The increase itself is supported, but the claim overstates what the evidence shows. Available sources back a rise from 35.0% in 2012 to more than 40% in recent years, yet they do not substantiate the exact figure of 40.9% for 2022 or clearly tie it to a distinct 2025 Robert Koch Institute report. The wording also blurs that this is outpatient administrative diagnosis data, not overall population prevalence.
“The increase in outpatient diagnoses of mental disorders in Germany from 2012 to 2022 was largely caused by previously untreated or unrecorded mental health problems becoming visible due to increased help-seeking.”
Increased help-seeking likely made many previously untreated or unrecorded mental health problems visible in Germany’s outpatient system, but the evidence does not show this was the main cause of the 2012–2022 rise in diagnoses. Authoritative sources describe several concurrent drivers, including coding and documentation changes, billing incentives, and service expansion. Because those contributions cannot be reliably separated, “largely caused” overstates what the evidence supports.
“A 2025 report by the Robert Koch Institute stated that a key explanation for the increase in outpatient diagnoses of mental disorders is that people may be increasingly seeking help due to destigmatisation.”
The cited evidence does not verify that a 2025 Robert Koch Institute report made this specific statement. The only clearly identified 2025 RKI publication in the record addresses survey-based prevalence and methodological differences, not rising outpatient diagnoses attributed to destigmatisation. Reduced stigma may indeed increase help-seeking, but that broader idea does not prove the claimed RKI wording or attribution.
“Using prescription acne medication at any point during pregnancy is problematic for pregnant women.”
The evidence does not support a blanket claim that prescription acne medication is problematic at any point in pregnancy. Major medical guidance says risk is drug-specific: retinoids are contraindicated, while several prescription options, such as topical clindamycin and azelaic acid, are commonly considered acceptable in pregnancy. The statement wrongly treats the entire category as unsafe.
“Alternative medicine works as well as or better than conventional medicine.”
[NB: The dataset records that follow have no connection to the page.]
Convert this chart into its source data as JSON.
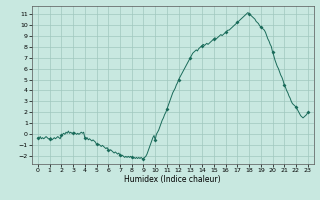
{
  "title": "",
  "xlabel": "Humidex (Indice chaleur)",
  "ylabel": "",
  "xlim": [
    -0.5,
    23.5
  ],
  "ylim": [
    -2.7,
    11.7
  ],
  "xticks": [
    0,
    1,
    2,
    3,
    4,
    5,
    6,
    7,
    8,
    9,
    10,
    11,
    12,
    13,
    14,
    15,
    16,
    17,
    18,
    19,
    20,
    21,
    22,
    23
  ],
  "yticks": [
    -2,
    -1,
    0,
    1,
    2,
    3,
    4,
    5,
    6,
    7,
    8,
    9,
    10,
    11
  ],
  "line_color": "#1a6b5a",
  "marker_color": "#1a6b5a",
  "bg_color": "#c8e8e0",
  "grid_color": "#a0c8be",
  "x": [
    0.0,
    0.1,
    0.2,
    0.3,
    0.4,
    0.5,
    0.6,
    0.7,
    0.8,
    0.9,
    1.0,
    1.1,
    1.2,
    1.3,
    1.4,
    1.5,
    1.6,
    1.7,
    1.8,
    1.9,
    2.0,
    2.1,
    2.2,
    2.3,
    2.4,
    2.5,
    2.6,
    2.7,
    2.8,
    2.9,
    3.0,
    3.1,
    3.2,
    3.3,
    3.4,
    3.5,
    3.6,
    3.7,
    3.8,
    3.9,
    4.0,
    4.1,
    4.2,
    4.3,
    4.4,
    4.5,
    4.6,
    4.7,
    4.8,
    4.9,
    5.0,
    5.1,
    5.2,
    5.3,
    5.4,
    5.5,
    5.6,
    5.7,
    5.8,
    5.9,
    6.0,
    6.1,
    6.2,
    6.3,
    6.4,
    6.5,
    6.6,
    6.7,
    6.8,
    6.9,
    7.0,
    7.1,
    7.2,
    7.3,
    7.4,
    7.5,
    7.6,
    7.7,
    7.8,
    7.9,
    8.0,
    8.1,
    8.2,
    8.3,
    8.4,
    8.5,
    8.6,
    8.7,
    8.8,
    8.9,
    9.0,
    9.1,
    9.2,
    9.3,
    9.4,
    9.5,
    9.6,
    9.7,
    9.8,
    9.9,
    10.0,
    10.1,
    10.2,
    10.3,
    10.4,
    10.5,
    10.6,
    10.7,
    10.8,
    10.9,
    11.0,
    11.1,
    11.2,
    11.3,
    11.4,
    11.5,
    11.6,
    11.7,
    11.8,
    11.9,
    12.0,
    12.1,
    12.2,
    12.3,
    12.4,
    12.5,
    12.6,
    12.7,
    12.8,
    12.9,
    13.0,
    13.1,
    13.2,
    13.3,
    13.4,
    13.5,
    13.6,
    13.7,
    13.8,
    13.9,
    14.0,
    14.1,
    14.2,
    14.3,
    14.4,
    14.5,
    14.6,
    14.7,
    14.8,
    14.9,
    15.0,
    15.1,
    15.2,
    15.3,
    15.4,
    15.5,
    15.6,
    15.7,
    15.8,
    15.9,
    16.0,
    16.1,
    16.2,
    16.3,
    16.4,
    16.5,
    16.6,
    16.7,
    16.8,
    16.9,
    17.0,
    17.1,
    17.2,
    17.3,
    17.4,
    17.5,
    17.6,
    17.7,
    17.8,
    17.9,
    18.0,
    18.1,
    18.2,
    18.3,
    18.4,
    18.5,
    18.6,
    18.7,
    18.8,
    18.9,
    19.0,
    19.1,
    19.2,
    19.3,
    19.4,
    19.5,
    19.6,
    19.7,
    19.8,
    19.9,
    20.0,
    20.1,
    20.2,
    20.3,
    20.4,
    20.5,
    20.6,
    20.7,
    20.8,
    20.9,
    21.0,
    21.1,
    21.2,
    21.3,
    21.4,
    21.5,
    21.6,
    21.7,
    21.8,
    21.9,
    22.0,
    22.1,
    22.2,
    22.3,
    22.4,
    22.5,
    22.6,
    22.7,
    22.8,
    22.9,
    23.0
  ],
  "y": [
    -0.3,
    -0.4,
    -0.2,
    -0.4,
    -0.3,
    -0.4,
    -0.3,
    -0.2,
    -0.3,
    -0.4,
    -0.4,
    -0.3,
    -0.5,
    -0.4,
    -0.3,
    -0.4,
    -0.3,
    -0.2,
    -0.3,
    -0.4,
    -0.1,
    0.0,
    0.1,
    0.0,
    0.2,
    0.1,
    0.3,
    0.1,
    0.2,
    0.1,
    0.1,
    0.2,
    0.1,
    0.0,
    0.1,
    0.0,
    0.1,
    0.2,
    0.1,
    0.2,
    -0.3,
    -0.4,
    -0.3,
    -0.5,
    -0.4,
    -0.5,
    -0.6,
    -0.5,
    -0.6,
    -0.7,
    -0.9,
    -1.0,
    -0.9,
    -1.0,
    -1.1,
    -1.0,
    -1.1,
    -1.2,
    -1.3,
    -1.2,
    -1.4,
    -1.5,
    -1.4,
    -1.5,
    -1.6,
    -1.7,
    -1.6,
    -1.7,
    -1.8,
    -1.7,
    -1.9,
    -2.0,
    -1.9,
    -2.0,
    -2.1,
    -2.0,
    -2.1,
    -2.0,
    -2.1,
    -2.0,
    -2.1,
    -2.2,
    -2.1,
    -2.2,
    -2.1,
    -2.2,
    -2.1,
    -2.2,
    -2.1,
    -2.2,
    -2.2,
    -2.1,
    -2.0,
    -1.8,
    -1.5,
    -1.2,
    -0.9,
    -0.6,
    -0.3,
    -0.1,
    -0.5,
    0.0,
    0.2,
    0.4,
    0.7,
    1.0,
    1.3,
    1.5,
    1.8,
    2.0,
    2.3,
    2.6,
    2.9,
    3.2,
    3.5,
    3.8,
    4.0,
    4.2,
    4.5,
    4.7,
    5.0,
    5.2,
    5.4,
    5.6,
    5.8,
    6.0,
    6.2,
    6.4,
    6.6,
    6.8,
    7.0,
    7.2,
    7.4,
    7.5,
    7.6,
    7.7,
    7.6,
    7.8,
    7.9,
    8.0,
    8.1,
    8.2,
    8.1,
    8.2,
    8.3,
    8.2,
    8.3,
    8.4,
    8.5,
    8.6,
    8.7,
    8.8,
    8.7,
    8.8,
    8.9,
    9.0,
    9.1,
    9.0,
    9.1,
    9.2,
    9.3,
    9.4,
    9.5,
    9.5,
    9.6,
    9.7,
    9.8,
    9.9,
    10.0,
    10.1,
    10.2,
    10.3,
    10.4,
    10.5,
    10.6,
    10.7,
    10.8,
    10.9,
    11.0,
    11.1,
    11.0,
    10.9,
    10.8,
    10.7,
    10.6,
    10.5,
    10.3,
    10.2,
    10.1,
    9.9,
    9.8,
    9.7,
    9.6,
    9.5,
    9.3,
    9.0,
    8.7,
    8.5,
    8.2,
    8.0,
    7.5,
    7.2,
    6.8,
    6.5,
    6.2,
    6.0,
    5.7,
    5.4,
    5.2,
    4.9,
    4.5,
    4.3,
    4.0,
    3.8,
    3.5,
    3.3,
    3.0,
    2.8,
    2.7,
    2.6,
    2.5,
    2.3,
    2.1,
    1.9,
    1.7,
    1.6,
    1.5,
    1.6,
    1.7,
    1.8,
    2.0
  ],
  "marker_x": [
    0,
    1,
    2,
    3,
    4,
    5,
    6,
    7,
    8,
    9,
    10,
    11,
    12,
    13,
    14,
    15,
    16,
    17,
    18,
    19,
    20,
    21,
    22,
    23
  ],
  "marker_y": [
    -0.3,
    -0.4,
    -0.1,
    0.1,
    -0.3,
    -0.9,
    -1.4,
    -1.9,
    -2.1,
    -2.2,
    -0.5,
    2.3,
    5.0,
    7.0,
    8.1,
    8.7,
    9.3,
    10.2,
    11.0,
    9.8,
    7.5,
    4.5,
    2.5,
    2.0
  ]
}
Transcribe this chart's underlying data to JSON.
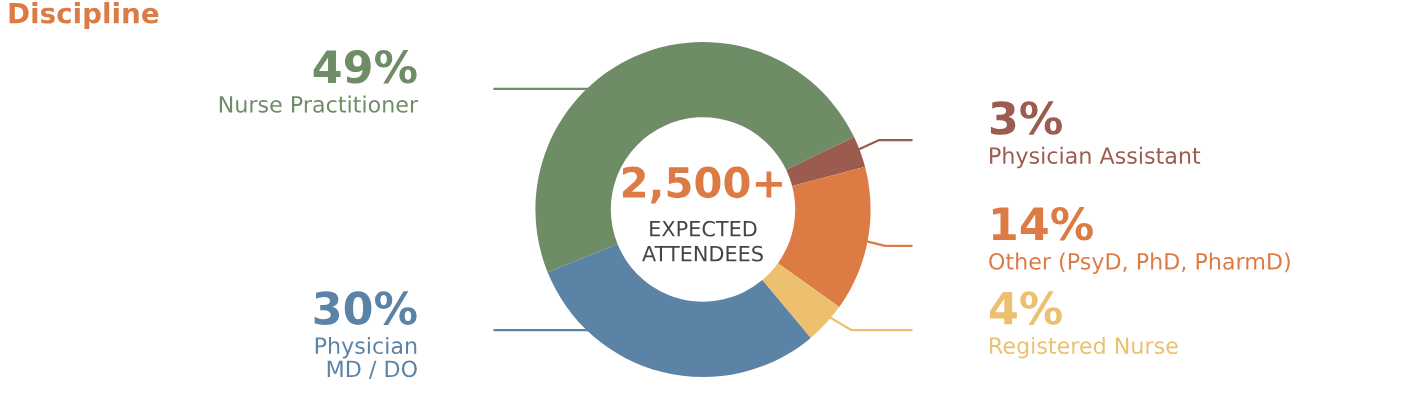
{
  "chart_data": {
    "type": "donut",
    "title": "Discipline",
    "categories": [
      "Nurse Practitioner",
      "Physician Assistant",
      "Other (PsyD, PhD, PharmD)",
      "Registered Nurse",
      "Physician\nMD / DO"
    ],
    "values": [
      49,
      3,
      14,
      4,
      30
    ],
    "value_labels": [
      "49%",
      "3%",
      "14%",
      "4%",
      "30%"
    ],
    "colors": [
      "#6e8c66",
      "#9c5b4f",
      "#dd7b45",
      "#ecc06e",
      "#5b83a6"
    ],
    "annotations": [
      "2,500+",
      "EXPECTED\nATTENDEES"
    ],
    "legend": false
  }
}
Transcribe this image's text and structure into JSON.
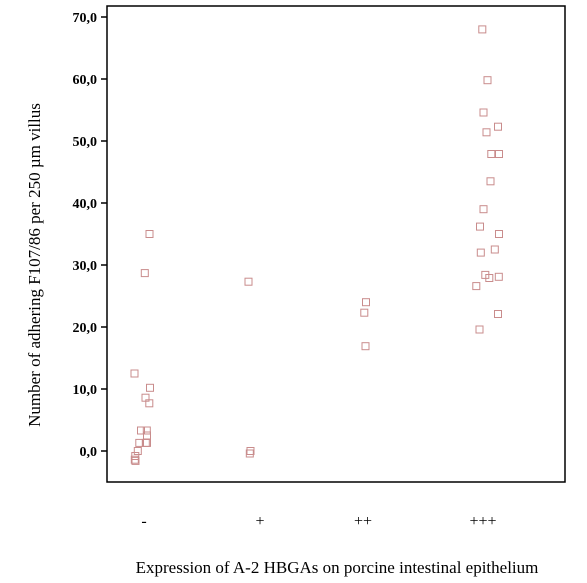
{
  "chart_data": {
    "type": "scatter",
    "title": "",
    "xlabel": "Expression of A-2 HBGAs on porcine intestinal epithelium",
    "ylabel": "Number of adhering F107/86 per 250 µm villus",
    "categories": [
      "-",
      "+",
      "++",
      "+++"
    ],
    "ylim": [
      -5,
      72
    ],
    "yticks": [
      0.0,
      10.0,
      20.0,
      30.0,
      40.0,
      50.0,
      60.0,
      70.0
    ],
    "ytick_labels": [
      "0,0",
      "10,0",
      "20,0",
      "30,0",
      "40,0",
      "50,0",
      "60,0",
      "70,0"
    ],
    "grid": false,
    "marker": "open-square",
    "marker_color": "#c98c8c",
    "points": [
      {
        "category": "-",
        "offset": 0.22,
        "y": 35.0
      },
      {
        "category": "-",
        "offset": 0.03,
        "y": 28.7
      },
      {
        "category": "-",
        "offset": -0.38,
        "y": 12.5
      },
      {
        "category": "-",
        "offset": 0.24,
        "y": 10.2
      },
      {
        "category": "-",
        "offset": 0.06,
        "y": 8.6
      },
      {
        "category": "-",
        "offset": 0.21,
        "y": 7.7
      },
      {
        "category": "-",
        "offset": -0.12,
        "y": 3.3
      },
      {
        "category": "-",
        "offset": 0.11,
        "y": 3.3
      },
      {
        "category": "-",
        "offset": 0.12,
        "y": 2.5
      },
      {
        "category": "-",
        "offset": -0.19,
        "y": 1.3
      },
      {
        "category": "-",
        "offset": 0.07,
        "y": 1.3
      },
      {
        "category": "-",
        "offset": 0.12,
        "y": 1.3
      },
      {
        "category": "-",
        "offset": -0.25,
        "y": 0.0
      },
      {
        "category": "-",
        "offset": -0.35,
        "y": -0.8
      },
      {
        "category": "-",
        "offset": -0.37,
        "y": -1.4
      },
      {
        "category": "-",
        "offset": -0.34,
        "y": -1.6
      },
      {
        "category": "+",
        "offset": -0.46,
        "y": 27.3
      },
      {
        "category": "+",
        "offset": -0.38,
        "y": 0.0
      },
      {
        "category": "+",
        "offset": -0.41,
        "y": -0.4
      },
      {
        "category": "++",
        "offset": 0.12,
        "y": 24.0
      },
      {
        "category": "++",
        "offset": 0.05,
        "y": 22.3
      },
      {
        "category": "++",
        "offset": 0.1,
        "y": 16.9
      },
      {
        "category": "+++",
        "offset": -0.03,
        "y": 68.0
      },
      {
        "category": "+++",
        "offset": 0.18,
        "y": 59.8
      },
      {
        "category": "+++",
        "offset": 0.02,
        "y": 54.6
      },
      {
        "category": "+++",
        "offset": 0.6,
        "y": 52.3
      },
      {
        "category": "+++",
        "offset": 0.14,
        "y": 51.4
      },
      {
        "category": "+++",
        "offset": 0.33,
        "y": 47.9
      },
      {
        "category": "+++",
        "offset": 0.64,
        "y": 47.9
      },
      {
        "category": "+++",
        "offset": 0.3,
        "y": 43.5
      },
      {
        "category": "+++",
        "offset": 0.02,
        "y": 39.0
      },
      {
        "category": "+++",
        "offset": -0.12,
        "y": 36.2
      },
      {
        "category": "+++",
        "offset": 0.64,
        "y": 35.0
      },
      {
        "category": "+++",
        "offset": 0.47,
        "y": 32.5
      },
      {
        "category": "+++",
        "offset": -0.09,
        "y": 32.0
      },
      {
        "category": "+++",
        "offset": 0.09,
        "y": 28.4
      },
      {
        "category": "+++",
        "offset": 0.63,
        "y": 28.1
      },
      {
        "category": "+++",
        "offset": 0.25,
        "y": 27.9
      },
      {
        "category": "+++",
        "offset": -0.27,
        "y": 26.6
      },
      {
        "category": "+++",
        "offset": 0.6,
        "y": 22.1
      },
      {
        "category": "+++",
        "offset": -0.14,
        "y": 19.6
      }
    ]
  }
}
The evidence does not support the idea that alternative medicine broadly works as well as or better than conventional medicine. A few approaches, such as acupuncture for some pain conditions, may offer modest benefit, but they generally do not outperform standard care. Many others, especially homeopathy, fail rigorous testing, and replacing proven treatment with alternatives can increase harm and mortality.
“Sugar-free soft drinks sweetened with non-sugar sweeteners (for example, Coca-Cola Zero Sugar) are as harmful to teeth as sugar-sweetened soft drinks.”
The claim overstates what the evidence shows. Sugar-free soft drinks can damage teeth about as much as sugary soft drinks in terms of enamel erosion, because both are acidic. But sugary soft drinks also promote cavities by feeding oral bacteria, so they are not generally equal in overall dental harm.
“Salivary amylase cannot break down starch into glucose because the enzyme molecule is too large.”
The evidence shows the claim is not supported. Salivary amylase does begin starch digestion by cutting starch into smaller sugars such as maltose and dextrins, and its molecular size is not a barrier to that action. If the intended point was that salivary amylase does not usually produce free glucose by itself, that is a different and much narrower statement.